News

May 7, 2019

No suspect in Pakistani reporter’s week-old murder

Malik Amanullah Khan (right) was known for his pugnacious reporting for the Urdu-language newspaper Meezan-e-Adl (photo: Dawn - Meezan-e-Adl).
Reporters Without Borders (RSF) urges the Pakistani authorities to shed all possible light on the murder of Malik Khan, a journalist known for covering local social and political issues in an outspoken manner, who was gunned down last week in the northwestern province of Khyber-Pakhtunkhwa.

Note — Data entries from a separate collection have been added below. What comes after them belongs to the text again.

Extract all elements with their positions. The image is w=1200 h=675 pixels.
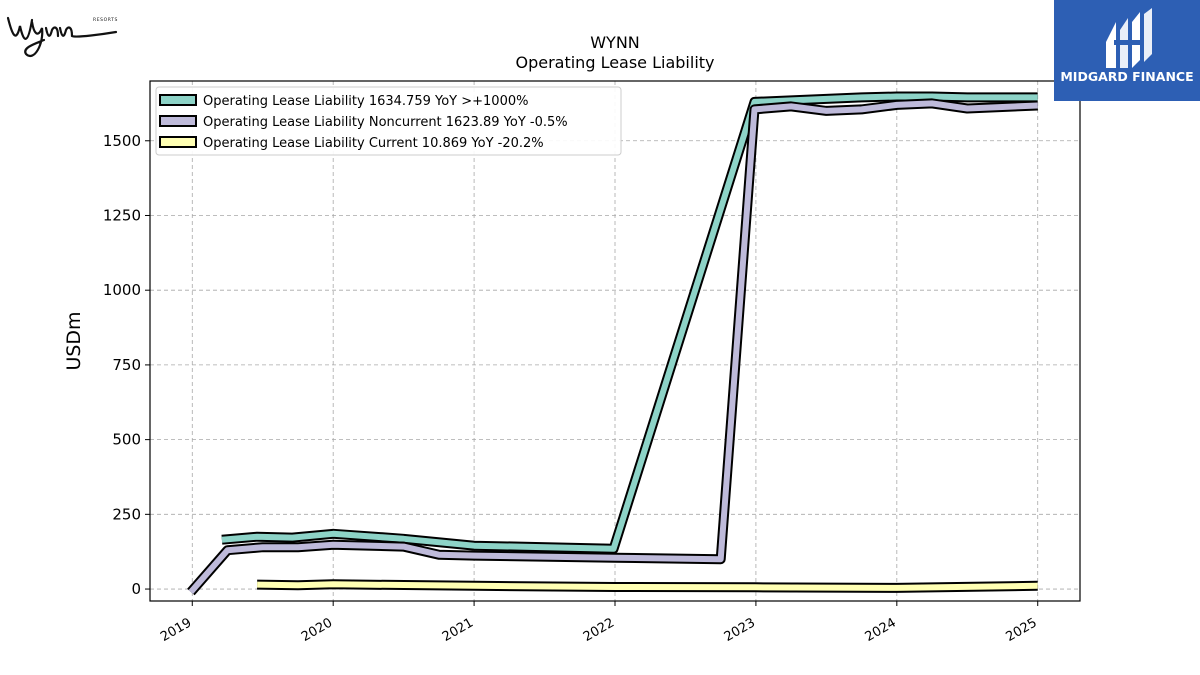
wynn-signature-icon [6,16,118,57]
legend-swatch [159,94,197,106]
chart-subtitle: Operating Lease Liability [515,53,714,72]
y-tick-label: 1500 [103,132,141,150]
x-tick-label: 2022 [581,615,617,645]
series-line-2 [188,100,1038,594]
chart-title: WYNN [590,33,640,52]
midgard-emblem-icon [1106,8,1152,68]
series-outline-1 [221,91,1038,554]
y-axis: 0 250 500 750 1000 1250 1500 [103,132,150,598]
wynn-resorts-logo: RESORTS [4,4,128,60]
legend-entry-label: Operating Lease Liability 1634.759 YoY >… [203,94,528,109]
series-line-3 [257,581,1038,591]
x-tick-label: 2023 [722,615,758,645]
legend: Operating Lease Liability 1634.759 YoY >… [155,86,622,156]
x-tick-label: 2025 [1004,615,1040,645]
grid [150,81,1080,601]
x-tick-label: 2021 [440,615,476,645]
series-layer [187,91,1038,596]
legend-entry-label: Operating Lease Liability Noncurrent 162… [203,115,568,130]
x-tick-label: 2020 [299,615,335,645]
midgard-logo-text: MIDGARD FINANCE [1060,69,1194,84]
y-tick-label: 500 [112,431,141,449]
wynn-logo-sub: RESORTS [93,18,118,23]
y-tick-label: 250 [112,505,141,523]
legend-swatch [159,115,197,127]
y-tick-label: 750 [112,356,141,374]
series-line-1 [221,93,1038,552]
midgard-finance-logo: MIDGARD FINANCE [1054,0,1200,101]
legend-swatch [159,136,197,148]
y-tick-label: 0 [131,580,141,598]
y-axis-label: USDm [63,311,85,370]
series-outline-2 [187,98,1038,596]
y-tick-label: 1000 [103,281,141,299]
x-axis: 2019 2020 2021 2022 2023 2024 2025 [158,601,1040,645]
x-tick-label: 2019 [158,615,194,645]
legend-box [155,86,622,156]
x-tick-label: 2024 [863,615,899,645]
legend-entry-label: Operating Lease Liability Current 10.869… [203,136,544,151]
y-tick-label: 1250 [103,206,141,224]
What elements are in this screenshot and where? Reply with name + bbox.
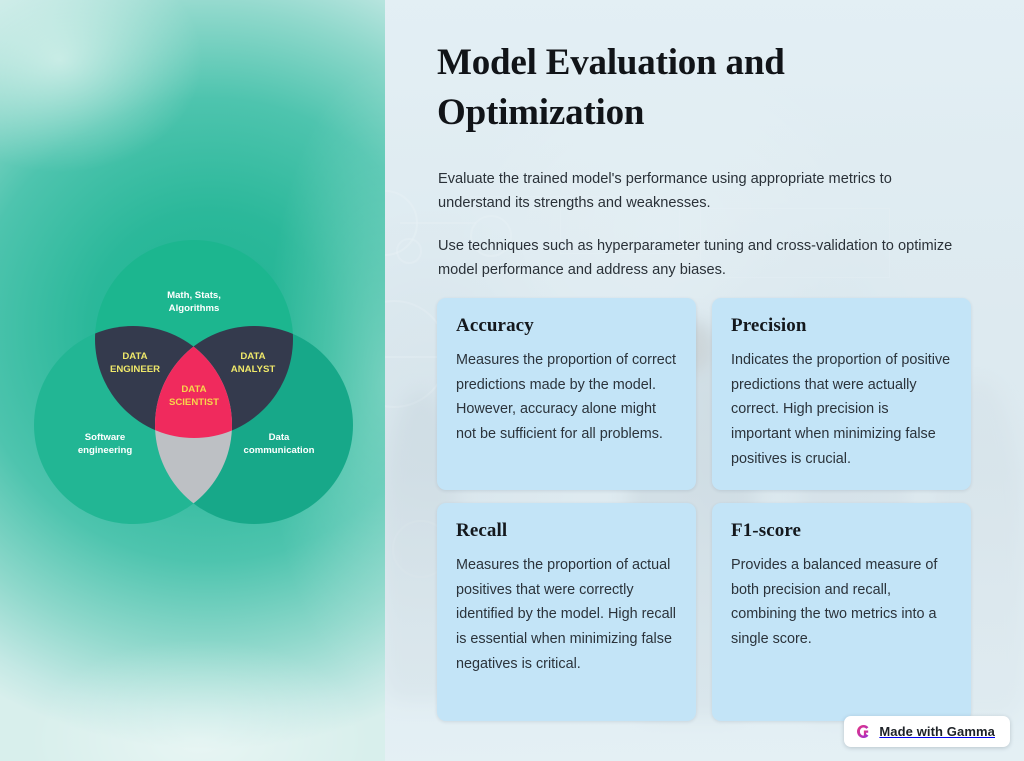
venn-diagram: Math, Stats, Algorithms Software enginee… <box>25 232 365 532</box>
metric-card-recall[interactable]: Recall Measures the proportion of actual… <box>437 503 696 721</box>
metric-card-body: Measures the proportion of correct predi… <box>456 352 676 442</box>
venn-label-right-line1: Data <box>269 432 290 443</box>
metric-card-f1-score[interactable]: F1-score Provides a balanced measure of … <box>712 503 971 721</box>
venn-label-data-engineer-line2: ENGINEER <box>110 364 160 375</box>
intro-paragraph-2: Use techniques such as hyperparameter tu… <box>438 238 953 278</box>
venn-label-data-analyst-line2: ANALYST <box>231 364 276 375</box>
metric-cards-grid: Accuracy Measures the proportion of corr… <box>437 298 971 721</box>
metric-card-title: Accuracy <box>456 315 534 336</box>
venn-label-data-analyst-line1: DATA <box>240 351 265 362</box>
venn-label-data-engineer-line1: DATA <box>122 351 147 362</box>
venn-label-right-line2: communication <box>244 445 315 456</box>
made-with-gamma-badge[interactable]: Made with Gamma <box>844 716 1010 747</box>
venn-label-top-line2: Algorithms <box>169 303 220 314</box>
intro-paragraph-1: Evaluate the trained model's performance… <box>438 171 892 211</box>
metric-card-body: Measures the proportion of actual positi… <box>456 557 676 672</box>
metric-card-accuracy[interactable]: Accuracy Measures the proportion of corr… <box>437 298 696 490</box>
venn-label-left-line2: engineering <box>78 445 133 456</box>
content-column: Model Evaluation and Optimization Evalua… <box>385 0 1024 761</box>
metric-card-body: Provides a balanced measure of both prec… <box>731 557 938 647</box>
gamma-badge-label: Made with Gamma <box>879 724 995 739</box>
metric-card-body: Indicates the proportion of positive pre… <box>731 352 951 467</box>
venn-label-data-scientist-line1: DATA <box>181 384 206 395</box>
metric-card-title: F1-score <box>731 520 802 541</box>
metric-card-precision[interactable]: Precision Indicates the proportion of po… <box>712 298 971 490</box>
venn-label-data-scientist-line2: SCIENTIST <box>169 397 219 408</box>
gamma-logo-icon <box>857 725 869 738</box>
venn-label-top-line1: Math, Stats, <box>167 290 221 301</box>
venn-overlap-center <box>155 326 232 438</box>
metric-card-title: Precision <box>731 315 807 336</box>
metric-card-title: Recall <box>456 520 508 541</box>
venn-label-left-line1: Software <box>85 432 126 443</box>
page-title: Model Evaluation and Optimization <box>437 42 785 133</box>
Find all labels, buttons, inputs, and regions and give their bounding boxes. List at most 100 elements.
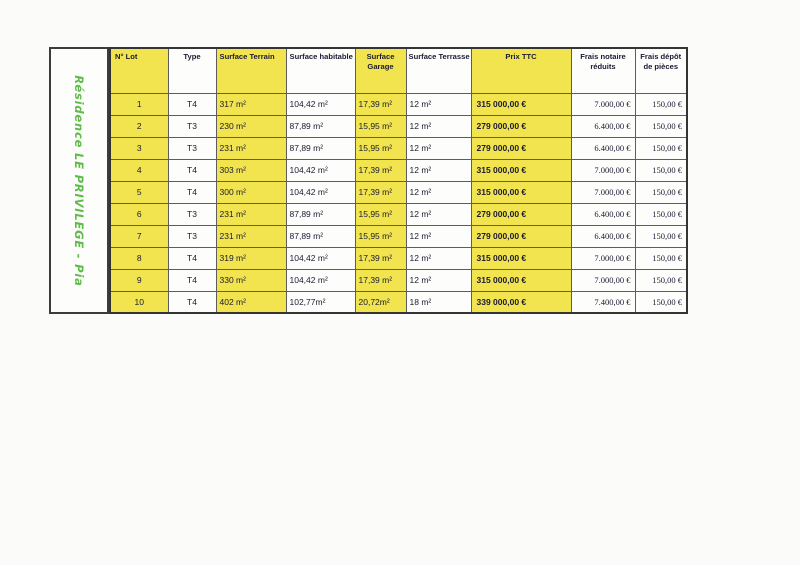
column-header-terrain: Surface Terrain <box>215 47 287 94</box>
cell-notaire: 6.400,00 € <box>570 136 636 160</box>
cell-habitable: 87,89 m² <box>285 224 356 248</box>
column-header-depot: Frais dépôt de pièces <box>634 47 688 94</box>
cell-lot: 10 <box>109 290 169 314</box>
cell-garage: 15,95 m² <box>354 224 407 248</box>
cell-habitable: 104,42 m² <box>285 158 356 182</box>
cell-notaire: 7.000,00 € <box>570 92 636 116</box>
residence-label-box: Résidence LE PRIVILEGE - Pia <box>49 47 109 314</box>
cell-habitable: 102,77m² <box>285 290 356 314</box>
table-header-row: N° Lot Type Surface Terrain Surface habitab… <box>109 47 688 94</box>
cell-prix: 279 000,00 € <box>470 114 572 138</box>
cell-depot: 150,00 € <box>634 202 688 226</box>
table-row: 1 T4 317 m² 104,42 m² 17,39 m² 12 m² 315 000,0… <box>109 92 688 116</box>
cell-terrasse: 12 m² <box>405 224 472 248</box>
cell-prix: 315 000,00 € <box>470 246 572 270</box>
column-header-type: Type <box>167 47 217 94</box>
cell-terrasse: 12 m² <box>405 136 472 160</box>
cell-type: T3 <box>167 136 217 160</box>
table-row: 6 T3 231 m² 87,89 m² 15,95 m² 12 m² 279 000,00… <box>109 202 688 226</box>
cell-depot: 150,00 € <box>634 268 688 292</box>
table-row: 7 T3 231 m² 87,89 m² 15,95 m² 12 m² 279 000,00… <box>109 224 688 248</box>
cell-depot: 150,00 € <box>634 114 688 138</box>
cell-prix: 279 000,00 € <box>470 136 572 160</box>
cell-garage: 15,95 m² <box>354 114 407 138</box>
cell-prix: 315 000,00 € <box>470 92 572 116</box>
cell-garage: 17,39 m² <box>354 158 407 182</box>
cell-type: T4 <box>167 158 217 182</box>
cell-notaire: 7.000,00 € <box>570 268 636 292</box>
lots-table: N° Lot Type Surface Terrain Surface habitab… <box>109 47 688 314</box>
column-header-prix: Prix TTC <box>470 47 572 94</box>
cell-lot: 8 <box>109 246 169 270</box>
cell-type: T4 <box>167 92 217 116</box>
cell-terrain: 230 m² <box>215 114 287 138</box>
cell-garage: 17,39 m² <box>354 180 407 204</box>
table-row: 9 T4 330 m² 104,42 m² 17,39 m² 12 m² 315 000,0… <box>109 268 688 292</box>
cell-terrasse: 12 m² <box>405 202 472 226</box>
cell-garage: 17,39 m² <box>354 268 407 292</box>
cell-notaire: 7.000,00 € <box>570 158 636 182</box>
cell-depot: 150,00 € <box>634 290 688 314</box>
cell-lot: 7 <box>109 224 169 248</box>
cell-terrain: 330 m² <box>215 268 287 292</box>
cell-habitable: 87,89 m² <box>285 136 356 160</box>
cell-terrain: 300 m² <box>215 180 287 204</box>
cell-prix: 315 000,00 € <box>470 180 572 204</box>
cell-type: T4 <box>167 290 217 314</box>
cell-terrain: 402 m² <box>215 290 287 314</box>
cell-prix: 339 000,00 € <box>470 290 572 314</box>
cell-habitable: 104,42 m² <box>285 180 356 204</box>
pricing-sheet: Résidence LE PRIVILEGE - Pia N° Lot Type S… <box>49 47 688 314</box>
cell-type: T3 <box>167 202 217 226</box>
table-row: 10 T4 402 m² 102,77m² 20,72m² 18 m² 339 000,00… <box>109 290 688 314</box>
cell-prix: 315 000,00 € <box>470 158 572 182</box>
table-row: 5 T4 300 m² 104,42 m² 17,39 m² 12 m² 315 000,0… <box>109 180 688 204</box>
cell-habitable: 104,42 m² <box>285 268 356 292</box>
column-header-garage: Surface Garage <box>354 47 407 94</box>
cell-notaire: 7.000,00 € <box>570 246 636 270</box>
cell-habitable: 104,42 m² <box>285 92 356 116</box>
cell-prix: 315 000,00 € <box>470 268 572 292</box>
cell-terrasse: 12 m² <box>405 246 472 270</box>
cell-lot: 6 <box>109 202 169 226</box>
cell-notaire: 6.400,00 € <box>570 224 636 248</box>
cell-depot: 150,00 € <box>634 92 688 116</box>
table-row: 2 T3 230 m² 87,89 m² 15,95 m² 12 m² 279 000,00… <box>109 114 688 138</box>
cell-habitable: 104,42 m² <box>285 246 356 270</box>
cell-notaire: 7.000,00 € <box>570 180 636 204</box>
table-row: 4 T4 303 m² 104,42 m² 17,39 m² 12 m² 315 000,0… <box>109 158 688 182</box>
cell-terrasse: 12 m² <box>405 180 472 204</box>
cell-depot: 150,00 € <box>634 180 688 204</box>
cell-terrain: 303 m² <box>215 158 287 182</box>
cell-terrasse: 18 m² <box>405 290 472 314</box>
cell-garage: 17,39 m² <box>354 246 407 270</box>
cell-lot: 1 <box>109 92 169 116</box>
cell-depot: 150,00 € <box>634 136 688 160</box>
cell-garage: 20,72m² <box>354 290 407 314</box>
cell-notaire: 6.400,00 € <box>570 202 636 226</box>
cell-prix: 279 000,00 € <box>470 202 572 226</box>
residence-label: Résidence LE PRIVILEGE - Pia <box>72 74 86 287</box>
cell-lot: 4 <box>109 158 169 182</box>
cell-habitable: 87,89 m² <box>285 202 356 226</box>
cell-terrasse: 12 m² <box>405 268 472 292</box>
table-row: 3 T3 231 m² 87,89 m² 15,95 m² 12 m² 279 000,00… <box>109 136 688 160</box>
column-header-terrasse: Surface Terrasse <box>405 47 472 94</box>
cell-terrasse: 12 m² <box>405 92 472 116</box>
cell-terrasse: 12 m² <box>405 114 472 138</box>
cell-prix: 279 000,00 € <box>470 224 572 248</box>
cell-type: T4 <box>167 268 217 292</box>
table-row: 8 T4 319 m² 104,42 m² 17,39 m² 12 m² 315 000,0… <box>109 246 688 270</box>
table-body: 1 T4 317 m² 104,42 m² 17,39 m² 12 m² 315 000,0… <box>109 92 688 314</box>
cell-type: T4 <box>167 246 217 270</box>
column-header-habitable: Surface habitable <box>285 47 356 94</box>
cell-terrain: 317 m² <box>215 92 287 116</box>
cell-terrain: 231 m² <box>215 136 287 160</box>
cell-type: T4 <box>167 180 217 204</box>
cell-lot: 2 <box>109 114 169 138</box>
cell-lot: 5 <box>109 180 169 204</box>
cell-terrain: 231 m² <box>215 202 287 226</box>
cell-habitable: 87,89 m² <box>285 114 356 138</box>
cell-lot: 3 <box>109 136 169 160</box>
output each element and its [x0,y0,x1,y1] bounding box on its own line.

The police investigation has made absolutely no progress and no suspect had been identified in the week since Malik Amanullah Khan, a reporter for the online daily Meezan-e-Adl and president of the press club in the town of Parowa, in Dera Ismail Khan district, was shot four times on 30 April by two gunmen on a motorcycle.

 

In the initial police report, of which RSF has obtained a copy, the journalist’s family said they were not aware of any personal hostilities or conflict that could account for Khan’s execution-style murder.

 

When reached by RSF, Meezan-e-Adl editor Muhammad Sohail Gangohi described Khan as an “extremely brave” reporter who was never afraid to expose social or political problems in the region he covered.

 

“His last report [on 20 April] was about the law and order situation in Parowa, where political leaders have allegedly been influencing police investigations into criminal gangs,” Gangohi said. A fellow Parowa-based journalist confirmed that Khan was a “pugnacious reporter.”

 

Protecting journalists

 

“Malik Khan’s profile and the nature of his published stories constitute clear grounds for thinking that he was targeted because of his investigative reporting,” said Daniel Bastard, the head of RSF’s Asia-Pacific desk.

 

“Impunity for crimes of violence against journalists is an alarmingly persistent problem in Pakistan. We call on the government in Islamabad to order an independent investigation. Above all, it is time that Pakistan’s legislators finalized a law guaranteeing the protection of journalists, for whom working in the field is especially dangerous.”

 

Located between the border with Punjab province to the east, the former “Tribal Areas” where the Taliban operate to the northwest, and the unstable province of Balochistan to the south, the district of Dera Ismail Khan where Khan worked embodies the many dangers to which Pakistani journalists are exposed.

 

Speaking on condition of anonymity, a journalist who recently fled Parowa told RSF: “I moved out of the area because I didn’t feel safe. It is backward, there is little respect for press freedom and you can easily be targeted and killed.”

 

Four days after Khan’s murder, another journalist, Ali Sher Rajpar, was fatally shot five times at close range outside the gate of the press club he presided in the town of Padidan, in the southeastern province of Punjab.

 

After falling three places, Pakistan is ranked 142nd out of 180 countries in the 2019 World Press Freedom Index that RSF published last month, voicing concern about the “cycle of fear” that has taken hold in many countries.